Nuclear Extract problem - (Jul/01/2005 )
Hi, I am trying to prepare some nuclear extract from mammalian cells, both tissue and cell lines. I have tried several times and used western to try to detect my protein of interest, but obviously, I did not get anything at all.
I am using the pretty standard protocol, hypotonic buffer, Dounce homogenizer, low salt/high salt approach. The control sample, which is total cell lysate using SDS sampling buffer worked well in the westerns, just that I did not find anything at all, the cytosolic fraction, nuclear fraction and even the debris!
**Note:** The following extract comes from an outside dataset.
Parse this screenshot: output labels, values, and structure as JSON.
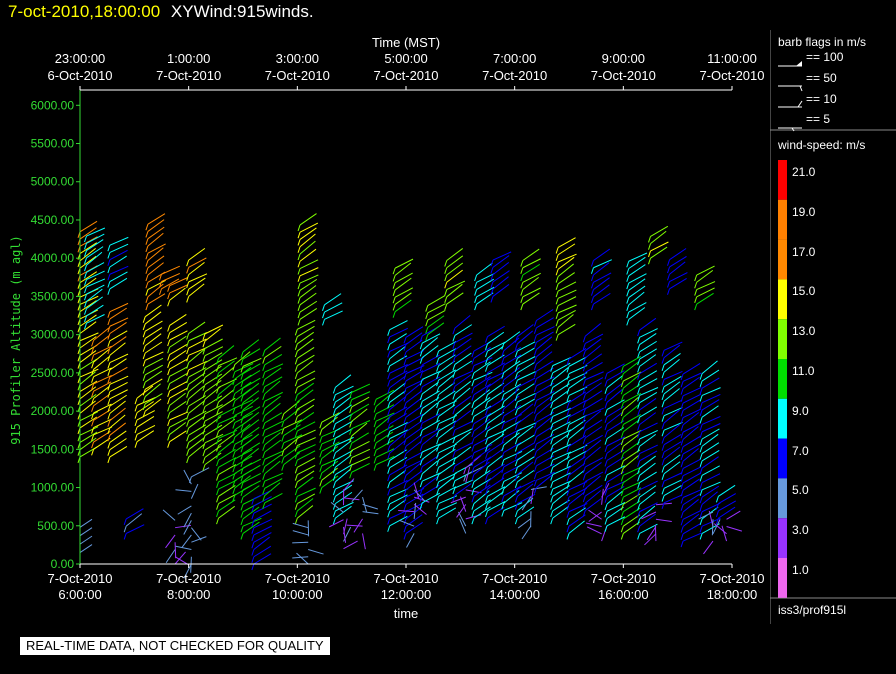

Anyone has experienced the similar problem before, I need help urgently!
I don't have much experience with nuclear protein extraction, since I've just started a couple months ago with the technique. I've been doing it with tissue (30 mg approximately for sample) and with cells (4-5 million cells approximately) too, and everything's right according to my protein quantifications and WB results. Are you using similar quantities of tissue/cells? How's your nuclear protein concentration? How much protein are you loading for SDS-PAGE? I usually load 30 ug/well. Since you don`t obtain proteins even from the cytosolic fraction, I'd check up the antiproteases in your homogenization buffer.
Well, I did add adequte amount of PMSF plus protease inhibitors in the extraction buffers. My protein of my interest does not show up at all, both the NE of tissue and cell culture. It somehow just disappears. Since I did not see anything on the western, I just loaded as much as I could in the well. Well, I'll have to double check everything then. I have also read I a previous thread about chromosomal DNA containmation that makes protein extraction difficult from the nuclear pellet.
Did you do a positive control for your Western? No, you didn't right?
ALWAYS, incluse a positive control when doing something for the first time.
Most likely, its not the nuclear extract thats the problem but your Western blotting procedure.
Even if a protein is nuclear you could still detect it (if you load alot more) in whole cell extracts.
If you are certain you have this protein in the cells you are using use RIPA buffer to collect protein and load a tone of it (100 micrograms or more) onto a gel. You should be able to detect it.